Time course of survival in cultures of PDN or unpurified (mixed) VM cells grown on various media. GFP⁺ (green) PDN cells (A–C, E–G) or VM cells (D, H) were stained with ethidium (red) from the Live/Dead Cell-mediated cytotoxicity kit in order to identify dying cells. Cultures were grown either on DM (A–D) or SM (E–H) for 30 min (A), 1 day (B, E), 3 days (C, F) or 5 days (D, H). Note that all cultures were re-fed fresh media at 2 –3 days.

Fig. 6

Survival of PDN or VM cells on glial factors. PDN (A, B) or mixed VM cells (C, D) were grown on strial glial CM (A, C) or on DM containing GDNF (100 ng/ml) (B, D). Note that the survival of GFP⁺ PDN was supported by glial CM but not GDNF. In contrast, TH⁺ VM cells, at the densities used, exhibited no marked change in survival over control with the addition of GCM or GDNF.

Fig. 7

PCR-based analysis of c-Ret in PDN. (A) Gel electrophoresis of amplification products.

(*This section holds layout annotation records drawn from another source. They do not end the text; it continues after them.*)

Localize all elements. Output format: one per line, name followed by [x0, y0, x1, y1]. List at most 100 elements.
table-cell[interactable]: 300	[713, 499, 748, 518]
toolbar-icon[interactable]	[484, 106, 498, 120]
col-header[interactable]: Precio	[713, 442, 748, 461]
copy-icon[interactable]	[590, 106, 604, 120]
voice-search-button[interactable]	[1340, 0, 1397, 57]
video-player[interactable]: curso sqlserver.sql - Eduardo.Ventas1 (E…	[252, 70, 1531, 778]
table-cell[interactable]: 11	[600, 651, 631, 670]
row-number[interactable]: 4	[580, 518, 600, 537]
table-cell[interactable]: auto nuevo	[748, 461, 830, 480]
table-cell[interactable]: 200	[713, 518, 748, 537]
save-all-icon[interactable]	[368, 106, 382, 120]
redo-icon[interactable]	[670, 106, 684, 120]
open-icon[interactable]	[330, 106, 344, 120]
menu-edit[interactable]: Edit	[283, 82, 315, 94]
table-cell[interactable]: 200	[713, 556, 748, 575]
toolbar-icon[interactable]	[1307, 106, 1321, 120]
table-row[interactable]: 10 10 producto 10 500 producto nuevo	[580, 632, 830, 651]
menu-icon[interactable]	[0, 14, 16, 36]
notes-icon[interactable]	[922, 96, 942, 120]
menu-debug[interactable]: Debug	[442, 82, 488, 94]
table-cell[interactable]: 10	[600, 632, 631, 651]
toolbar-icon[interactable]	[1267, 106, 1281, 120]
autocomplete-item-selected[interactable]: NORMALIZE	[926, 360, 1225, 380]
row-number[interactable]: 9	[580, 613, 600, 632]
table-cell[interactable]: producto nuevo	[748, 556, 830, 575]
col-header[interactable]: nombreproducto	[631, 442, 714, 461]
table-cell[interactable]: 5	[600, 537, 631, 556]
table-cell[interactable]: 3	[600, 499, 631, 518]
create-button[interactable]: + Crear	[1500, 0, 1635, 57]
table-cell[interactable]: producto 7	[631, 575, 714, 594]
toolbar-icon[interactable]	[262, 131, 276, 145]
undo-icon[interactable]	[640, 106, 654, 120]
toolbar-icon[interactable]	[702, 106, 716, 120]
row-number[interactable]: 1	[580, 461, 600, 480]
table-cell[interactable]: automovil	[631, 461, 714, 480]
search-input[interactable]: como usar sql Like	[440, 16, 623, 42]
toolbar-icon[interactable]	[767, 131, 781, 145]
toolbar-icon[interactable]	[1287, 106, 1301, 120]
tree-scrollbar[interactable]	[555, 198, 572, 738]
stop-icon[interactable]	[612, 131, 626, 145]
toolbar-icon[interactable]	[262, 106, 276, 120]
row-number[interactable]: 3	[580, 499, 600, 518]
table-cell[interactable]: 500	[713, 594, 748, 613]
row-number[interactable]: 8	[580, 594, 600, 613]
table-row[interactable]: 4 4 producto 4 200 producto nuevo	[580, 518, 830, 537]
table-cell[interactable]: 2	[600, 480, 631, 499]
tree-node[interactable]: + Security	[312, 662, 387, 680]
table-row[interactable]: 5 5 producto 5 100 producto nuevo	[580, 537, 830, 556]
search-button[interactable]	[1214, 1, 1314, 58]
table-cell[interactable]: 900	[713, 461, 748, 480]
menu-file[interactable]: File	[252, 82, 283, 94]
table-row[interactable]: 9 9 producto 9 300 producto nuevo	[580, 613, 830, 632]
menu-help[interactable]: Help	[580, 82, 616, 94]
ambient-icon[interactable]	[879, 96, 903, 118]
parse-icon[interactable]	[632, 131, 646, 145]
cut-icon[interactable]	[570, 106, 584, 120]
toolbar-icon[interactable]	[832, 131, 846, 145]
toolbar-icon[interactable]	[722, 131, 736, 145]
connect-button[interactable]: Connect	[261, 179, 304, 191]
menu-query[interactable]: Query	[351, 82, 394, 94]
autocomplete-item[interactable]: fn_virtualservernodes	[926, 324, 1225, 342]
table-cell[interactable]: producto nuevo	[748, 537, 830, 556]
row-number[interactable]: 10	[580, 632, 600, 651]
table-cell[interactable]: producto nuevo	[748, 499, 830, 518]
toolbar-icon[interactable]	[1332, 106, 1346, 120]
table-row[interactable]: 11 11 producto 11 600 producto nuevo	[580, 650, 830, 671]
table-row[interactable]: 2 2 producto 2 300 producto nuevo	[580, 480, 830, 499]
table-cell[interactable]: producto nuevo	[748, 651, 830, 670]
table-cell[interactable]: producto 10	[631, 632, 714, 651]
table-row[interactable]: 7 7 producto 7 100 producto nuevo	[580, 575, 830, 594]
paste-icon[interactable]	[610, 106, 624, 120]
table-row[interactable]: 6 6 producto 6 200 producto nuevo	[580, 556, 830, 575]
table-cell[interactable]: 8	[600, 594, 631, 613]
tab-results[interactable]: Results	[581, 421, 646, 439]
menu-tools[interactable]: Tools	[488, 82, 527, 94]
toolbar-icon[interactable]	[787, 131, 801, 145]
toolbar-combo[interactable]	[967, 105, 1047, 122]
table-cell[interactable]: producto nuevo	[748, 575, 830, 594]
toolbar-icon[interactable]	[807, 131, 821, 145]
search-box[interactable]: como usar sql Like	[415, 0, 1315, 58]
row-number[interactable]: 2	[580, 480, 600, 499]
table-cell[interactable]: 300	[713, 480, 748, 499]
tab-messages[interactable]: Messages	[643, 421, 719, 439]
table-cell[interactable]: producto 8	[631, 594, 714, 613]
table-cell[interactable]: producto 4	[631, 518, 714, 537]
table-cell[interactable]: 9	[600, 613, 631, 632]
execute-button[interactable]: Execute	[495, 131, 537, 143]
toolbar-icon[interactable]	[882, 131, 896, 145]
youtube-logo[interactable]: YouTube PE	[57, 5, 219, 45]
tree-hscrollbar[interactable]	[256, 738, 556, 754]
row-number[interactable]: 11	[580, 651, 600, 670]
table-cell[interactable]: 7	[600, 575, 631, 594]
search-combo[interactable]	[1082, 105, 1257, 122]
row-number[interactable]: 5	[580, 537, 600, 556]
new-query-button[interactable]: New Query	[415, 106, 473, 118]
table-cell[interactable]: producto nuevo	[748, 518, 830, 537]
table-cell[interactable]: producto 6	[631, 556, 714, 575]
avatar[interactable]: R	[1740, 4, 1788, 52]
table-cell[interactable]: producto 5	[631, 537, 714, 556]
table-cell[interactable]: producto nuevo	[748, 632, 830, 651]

Lane 1: no template control (NC), lane 2: positive control of β-actin (PC), lane 3: adult striatum (CN), lane 4: adult substantia nigra (SN), and lane 5: purified dopamine neurons (PDN). (B) Table comparing c-ret PCR products in PDN and other DA tissues by quantitative analysis (as described in Experimental methods and table legend).